O que eu ser filho único tem a ver?
É cheio de manias. E tem uma coisa:
O quê?
Eu falei sério de que vai ter cebola nessa casa. Hoje tem bife acebolado no jantar.
Não quis mais conversa e foi para o bar. Ainda era cedo e começou a beber sozinho. Chegaram os amigos que ficam até tarde no trabalho, entre eles Nestor. Conhecia Nestor desde que os dois eram crianças. Uma vez namoraram duas irmãs gêmeas, mas isso é outra história.
Ela quer acabar comigo, Nestor – ele disse, já meio bêbado. Agora esse negócio de comer cebola... Como vou agüentar o hálito? Tô ferrado. Nunca mais vou beijar a minha mulher.
Vai se acostumar. Na vida, a gente se acostuma com tudo.
Quer saber? Vou pedir o divórcio.
Mas deixa de frescura, Luiz. É só uma cebolinha. Vai bem com tudo. Diz pra ela fazer picadinha que nem vai sentir.
Até tu? Porra, quantas vezes vou ter que dizer? Eu não como cebola e nunca vou comer.
Vai ter que comer. Ou tu não pensou por que ela está fazendo isso?
Não. Só que ela gosta de cebola.
Mas por que surgiu isso logo agora e não antes? Sabe o que eu acho? Tu devia abrir o olho. O amor dela está acabando. Já que o amor diminuiu, ela não quer mais fazer certos sacrifícios.
Lembrou de Carmen nos restaurantes mandando voltar pratos porque tinham vindo com cebola. Carmen, do corpo bem feito que os amigos olhavam gulosos nas festas. Carmen, que era a mulher mais bonita da festa de casamento. Os cabelos pretos e um rosto meio selvagem, feito Dolores Del Rio. "Sou um idiota", disse para Nestor, no carro, de carona para casa.
Da porta, ouviu a mulher roncando no quarto. Foi primeiro até a cozinha. Ao acender a luz, viu as cebolas ainda sobre a mesa da sala. O jantar ficou no fogão, coberto com um prato, grandes pedaços de cebola frita junto com o bife. Com um garfo, ele pescou um pedaço pingando de molho do bife.

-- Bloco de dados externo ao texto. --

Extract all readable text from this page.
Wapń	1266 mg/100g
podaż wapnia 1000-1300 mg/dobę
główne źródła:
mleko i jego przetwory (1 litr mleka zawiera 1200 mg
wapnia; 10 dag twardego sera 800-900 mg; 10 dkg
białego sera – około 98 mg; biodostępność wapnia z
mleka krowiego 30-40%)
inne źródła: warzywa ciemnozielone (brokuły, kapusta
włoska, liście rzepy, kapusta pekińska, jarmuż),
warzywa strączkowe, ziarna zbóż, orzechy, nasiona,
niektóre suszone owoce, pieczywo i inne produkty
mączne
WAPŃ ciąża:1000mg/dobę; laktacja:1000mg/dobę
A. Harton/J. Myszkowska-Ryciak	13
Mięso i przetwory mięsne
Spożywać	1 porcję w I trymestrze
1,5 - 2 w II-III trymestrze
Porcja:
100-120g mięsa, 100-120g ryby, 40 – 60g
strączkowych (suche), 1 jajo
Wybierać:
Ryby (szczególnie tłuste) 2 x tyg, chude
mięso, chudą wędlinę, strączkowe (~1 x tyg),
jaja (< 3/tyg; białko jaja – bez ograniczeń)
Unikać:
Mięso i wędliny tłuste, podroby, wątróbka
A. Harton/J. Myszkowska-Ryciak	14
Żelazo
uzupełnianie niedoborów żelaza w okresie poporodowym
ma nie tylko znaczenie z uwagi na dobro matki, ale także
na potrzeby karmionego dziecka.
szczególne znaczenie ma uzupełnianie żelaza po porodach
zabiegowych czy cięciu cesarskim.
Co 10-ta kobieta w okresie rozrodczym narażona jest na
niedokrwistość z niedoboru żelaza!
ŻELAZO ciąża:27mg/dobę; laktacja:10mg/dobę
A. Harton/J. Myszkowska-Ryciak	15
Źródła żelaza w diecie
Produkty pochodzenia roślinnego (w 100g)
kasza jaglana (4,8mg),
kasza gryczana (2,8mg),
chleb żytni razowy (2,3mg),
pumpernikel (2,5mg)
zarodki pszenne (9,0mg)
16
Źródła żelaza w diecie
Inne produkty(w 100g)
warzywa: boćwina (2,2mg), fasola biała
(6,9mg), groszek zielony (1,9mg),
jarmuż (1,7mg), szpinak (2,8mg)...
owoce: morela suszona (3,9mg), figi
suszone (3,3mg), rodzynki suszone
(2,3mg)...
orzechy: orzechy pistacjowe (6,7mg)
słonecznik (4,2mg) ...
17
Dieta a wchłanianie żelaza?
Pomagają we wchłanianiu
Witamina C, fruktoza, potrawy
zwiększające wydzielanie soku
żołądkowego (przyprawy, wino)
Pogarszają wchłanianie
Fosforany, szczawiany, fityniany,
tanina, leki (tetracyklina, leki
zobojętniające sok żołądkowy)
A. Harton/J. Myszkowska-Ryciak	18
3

A cebola retorcida lhe lembrou uma minhoca. Respirou fundo e a pôs na boca. Mastigou depressa e engoliu. Depois, pegou outro pedaço e fez a mesma coisa. E mais uma vez e outra, até que acabaram os pedaços. Voltou à sala e pegou as cebolas cruas. Ali mesmo, começou a mordê-las, como se fossem maçãs. A boca aos poucos começou a ficar dormente. O gosto, pensou, nem está tão ruim, mas o estômago continuou revirando até que terminou de engolir tudo. No último pedaço, de joelhos, cercado por pedaços que caíram da bca, babava e chorava. Babava e chorava. Babava e chorava.